Qualunque sia il caso, non si lasciò sfuggire l’occasione per accelerare la fine e andarle stoicamente incontro. Una fine immediata e senza dolore (repentinum inopinatumque) era quella che preferiva, come aveva dichiarato cenando da Marco Lepido – l’8 marzo, secondo il diario di Canali, il giorno prima delle Idi, e cioè il 14, secondo Svetonio – agli amici che di nuovo lo stavano avvisando, con circospezione, della minaccia incombente. Probabile che fosse isolato al punto che non si sentisse più in grado di gestire politicamente la situazione. Per quanto si vogliano sottolineare i limiti del biografismo svetoniano che è di tipo peripatetico-alessandrino e mai opera storiografica in senso stretto, è dal riferimento del minuto dettaglio quotidiano che la testimonianza di Svetonio, priva di qualsiasi coinvolgimento personale e morale, diventa valida per la ricostruzione delle singole individualità tratteggiate in se stesse, avulse dalla vita dell’impero.
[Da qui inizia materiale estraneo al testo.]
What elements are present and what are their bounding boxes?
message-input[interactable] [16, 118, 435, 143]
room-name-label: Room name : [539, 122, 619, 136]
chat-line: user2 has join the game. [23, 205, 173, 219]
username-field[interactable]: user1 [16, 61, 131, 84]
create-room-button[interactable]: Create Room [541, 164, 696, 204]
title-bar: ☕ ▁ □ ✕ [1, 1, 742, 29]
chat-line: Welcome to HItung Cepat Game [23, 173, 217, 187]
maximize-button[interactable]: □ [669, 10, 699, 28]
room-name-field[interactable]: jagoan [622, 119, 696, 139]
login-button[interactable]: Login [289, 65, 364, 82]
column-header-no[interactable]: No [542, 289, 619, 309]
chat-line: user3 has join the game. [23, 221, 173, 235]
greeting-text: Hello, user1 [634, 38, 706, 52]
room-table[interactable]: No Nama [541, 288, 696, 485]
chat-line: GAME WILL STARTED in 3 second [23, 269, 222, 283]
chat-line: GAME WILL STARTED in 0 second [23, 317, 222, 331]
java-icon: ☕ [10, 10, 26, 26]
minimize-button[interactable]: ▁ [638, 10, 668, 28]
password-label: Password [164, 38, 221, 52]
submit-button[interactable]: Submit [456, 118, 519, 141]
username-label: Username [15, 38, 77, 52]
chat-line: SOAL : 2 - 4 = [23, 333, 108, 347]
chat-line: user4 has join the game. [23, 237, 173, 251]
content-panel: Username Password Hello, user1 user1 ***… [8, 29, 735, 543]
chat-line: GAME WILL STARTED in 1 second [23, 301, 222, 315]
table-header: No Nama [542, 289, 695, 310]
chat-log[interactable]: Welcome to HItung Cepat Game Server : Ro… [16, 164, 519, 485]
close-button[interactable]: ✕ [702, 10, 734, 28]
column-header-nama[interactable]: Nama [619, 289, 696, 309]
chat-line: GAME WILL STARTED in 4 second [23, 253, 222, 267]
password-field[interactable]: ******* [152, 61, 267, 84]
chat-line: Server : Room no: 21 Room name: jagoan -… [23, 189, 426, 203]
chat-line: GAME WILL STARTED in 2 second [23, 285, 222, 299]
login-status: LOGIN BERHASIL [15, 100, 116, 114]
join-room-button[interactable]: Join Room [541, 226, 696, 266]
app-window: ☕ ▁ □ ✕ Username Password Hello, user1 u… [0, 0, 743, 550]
Il cesaricidio non risolveva affatto lo squilibrio causato dall’accentramento di un potere immenso nelle mani di uno solo, la guerra civile che ne deriva durerà ben tredici anni. La crisi della repubblica era ormai irreversibile. Ottaviano avrebbe trionfato facendo in modo che tutta la letteratura d’opposizione anticesariana non ci fosse tramandata.